I believe in following your curiosity like an arrow.
With the caveat that this is a newly adopted belief.
In life, I’ve often felt like I don’t know what I’m doing or where I’m going or even where I should be trying to go.1
But recently, I’ve felt more in touch with my inner compass—in the sense that I’ve started asking questions. Genuine questions.
I used to marvel at the people who came up with questions on the spot—in interviews or class or upon meeting a new friend—they had to be faking it too, right? And then I unlocked my curiosity.
Then, I went on a date with a guy who told me he works through the questions he has via writing.
I liked this guy. He was cute and cool and interesting. And he never asked me out again. But since it’s transactional girl summer, I’ll look at the silver linings and learn.
—
Today, I transferred my running mass of Google tabs to list form. And I decided to write about them. One-by-one. Well really, just the one—today’s question:
How do you stop falling back into bad habits?
While on the toilet, an answer started to take shape…
1. Bad habits are only a symptom. You need to address the root cause.
But let’s start with the symptoms and work our way backwards.
Let’s say you tend to eat your feelings. Or pick at/bite your cuticles. Or stare into your little glowing box for no reason. Or all of the above in various permutations.2
What’s the root cause here?
Anxiety. And stress. From avoiding to-dos and procrastinating work projects. These weigh you down as you walk through life, like emotional Bala Bangles.

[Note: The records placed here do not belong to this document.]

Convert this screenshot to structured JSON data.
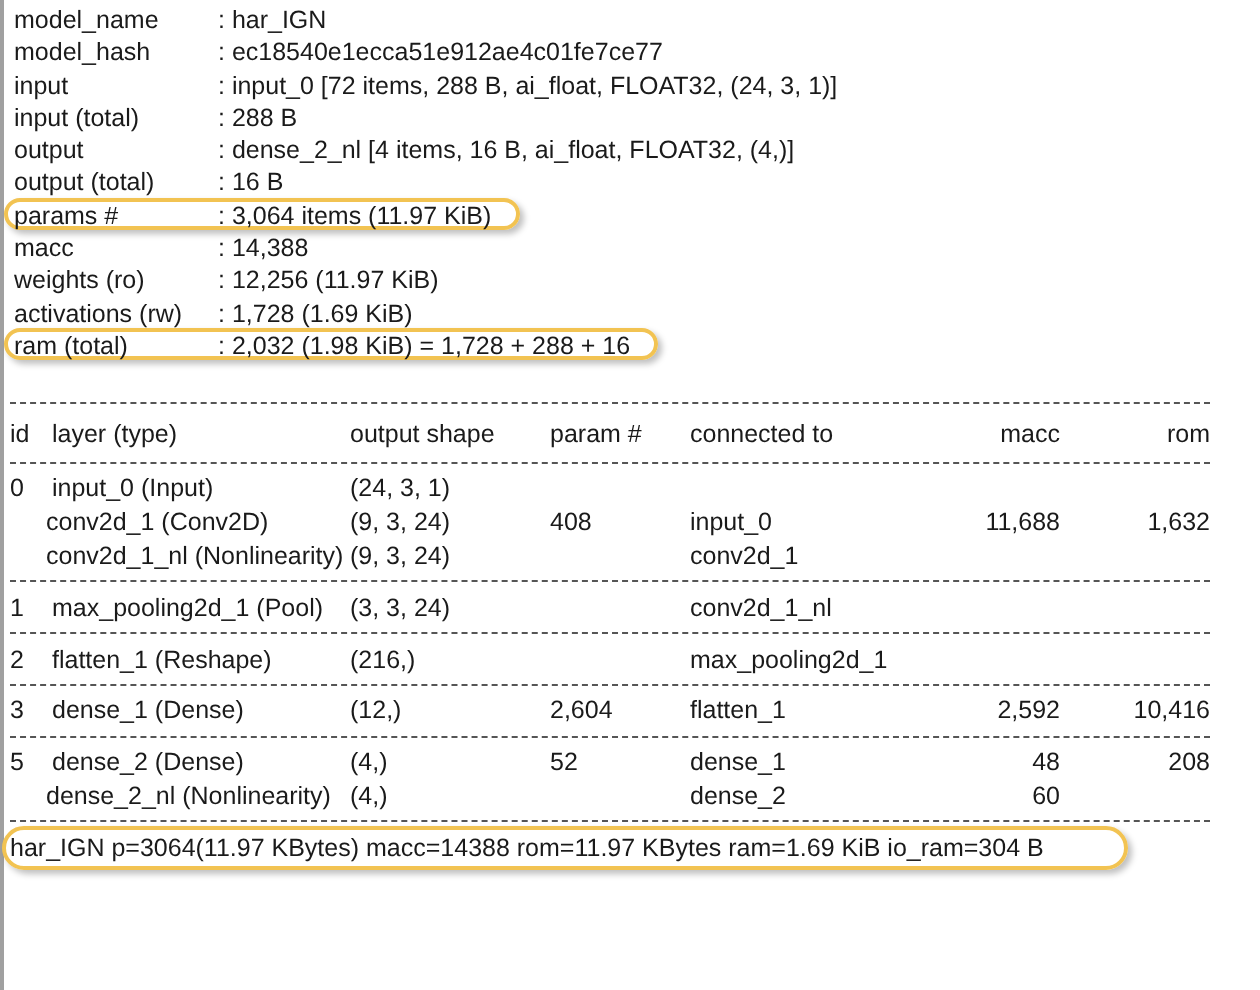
{
  "summary": [
    {
      "key": "model_name",
      "value": ": har_IGN",
      "highlighted": false
    },
    {
      "key": "model_hash",
      "value": ": ec18540e1ecca51e912ae4c01fe7ce77",
      "highlighted": false
    },
    {
      "key": "input",
      "value": ": input_0 [72 items, 288 B, ai_float, FLOAT32, (24, 3, 1)]",
      "highlighted": false
    },
    {
      "key": "input (total)",
      "value": ": 288 B",
      "highlighted": false
    },
    {
      "key": "output",
      "value": ": dense_2_nl [4 items, 16 B, ai_float, FLOAT32, (4,)]",
      "highlighted": false
    },
    {
      "key": "output (total)",
      "value": ": 16 B",
      "highlighted": false
    },
    {
      "key": "params #",
      "value": ": 3,064 items (11.97 KiB)",
      "highlighted": true
    },
    {
      "key": "macc",
      "value": ": 14,388",
      "highlighted": false
    },
    {
      "key": "weights (ro)",
      "value": ": 12,256 (11.97 KiB)",
      "highlighted": false
    },
    {
      "key": "activations (rw)",
      "value": ": 1,728 (1.69 KiB)",
      "highlighted": false
    },
    {
      "key": "ram (total)",
      "value": ": 2,032 (1.98 KiB) = 1,728 + 288 + 16",
      "highlighted": true
    }
  ],
  "table": {
    "columns": [
      "id",
      "layer (type)",
      "output shape",
      "param #",
      "connected to",
      "macc",
      "rom"
    ],
    "groups": [
      {
        "rows": [
          [
            "0",
            "input_0 (Input)",
            "(24, 3, 1)",
            "",
            "",
            "",
            ""
          ],
          [
            "",
            "conv2d_1 (Conv2D)",
            "(9, 3, 24)",
            "408",
            "input_0",
            "11,688",
            "1,632"
          ],
          [
            "",
            "conv2d_1_nl (Nonlinearity)",
            "(9, 3, 24)",
            "",
            "conv2d_1",
            "",
            ""
          ]
        ]
      },
      {
        "rows": [
          [
            "1",
            "max_pooling2d_1 (Pool)",
            "(3, 3, 24)",
            "",
            "conv2d_1_nl",
            "",
            ""
          ]
        ]
      },
      {
        "rows": [
          [
            "2",
            "flatten_1 (Reshape)",
            "(216,)",
            "",
            "max_pooling2d_1",
            "",
            ""
          ]
        ]
      },
      {
        "rows": [
          [
            "3",
            "dense_1 (Dense)",
            "(12,)",
            "2,604",
            "flatten_1",
            "2,592",
            "10,416"
          ]
        ]
      },
      {
        "rows": [
          [
            "5",
            "dense_2 (Dense)",
            "(4,)",
            "52",
            "dense_1",
            "48",
            "208"
          ],
          [
            "",
            "dense_2_nl (Nonlinearity)",
            "(4,)",
            "",
            "dense_2",
            "60",
            ""
          ]
        ]
      }
    ]
  },
  "footer": {
    "text": "har_IGN p=3064(11.97 KBytes) macc=14388 rom=11.97 KBytes ram=1.69 KiB io_ram=304 B",
    "highlighted": true
  }
}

Sadness. Rumination. And self-flagellation for messing things up. In matters of the heart.
And all these forces—over-eating and skin-picking and mindless scrolling—sadness and regret and anxiety—encourage each other like an escapist circle jerk.
So next steps—what do you do?
Face the discomfort head on. Eat the frog. Do your f*cking work. That’s one down, which should make the next one a little bit easier. Take off weight where you can. Where you know how.
And after that? I don’t know.
Back on the toilet, I realized another part of the answer:
2. I just started my period.
And I knew it. I freaking knew it. Because any time I’m feeling weirdly emotional or hopeless or start crying in the middle of a game of Sorry, I’m probably about to start my period.
Anyways.
2. Sometimes the powers that be make it harder to stay on track.
Hormones. Bad luck. Etc. And in that case? You have to give yourself grace. It sucks, but it’s a reality of life. That’s just the way things go.
Waiting in line for the bathroom again3, trying not to pick at my fingers, I found the end in the beginning. Or, the beginning in the end:
3. Noticing. And then asking, “why?”
I.e., following your curiosity like an arrow.
Q: Why do I feel this need to peel back layers of my own skin?
A: It’s imperfect. If I pick and peel, I can remove the imperfection.
But it never ends. One imperfection leads to the next, slightly smaller imperfection. Until nothing is good enough and everything is grounds for reaping.
And it’s satisfying—to chew on that hard-earned, dried out piece of skin that no longer clings to me. But is it worth it? The instant gratification that begets raw, bloody fingers? When I could’ve waited out the healing process?
Maybe it comes down to decreasing your recovery period.
It’s not one step forwards, three steps back—it’s two steps forward, one step back—which is still a net positive. You’re still moving forwards. Just, slowly.
But slow can be good. Slow can be careful. And thoughtful. And sustainable.
And asking a question. Then answering the question. That’s a step forwards too. When two (or many) roads diverge in a yellow wood. The only thing to do is to notice—and then take a step forwards.
xx Audrey
i know, big whoop—isn’t this everyone??
this is theoretical, obviously.
i was drinking coffee, okay? let me pee in peace!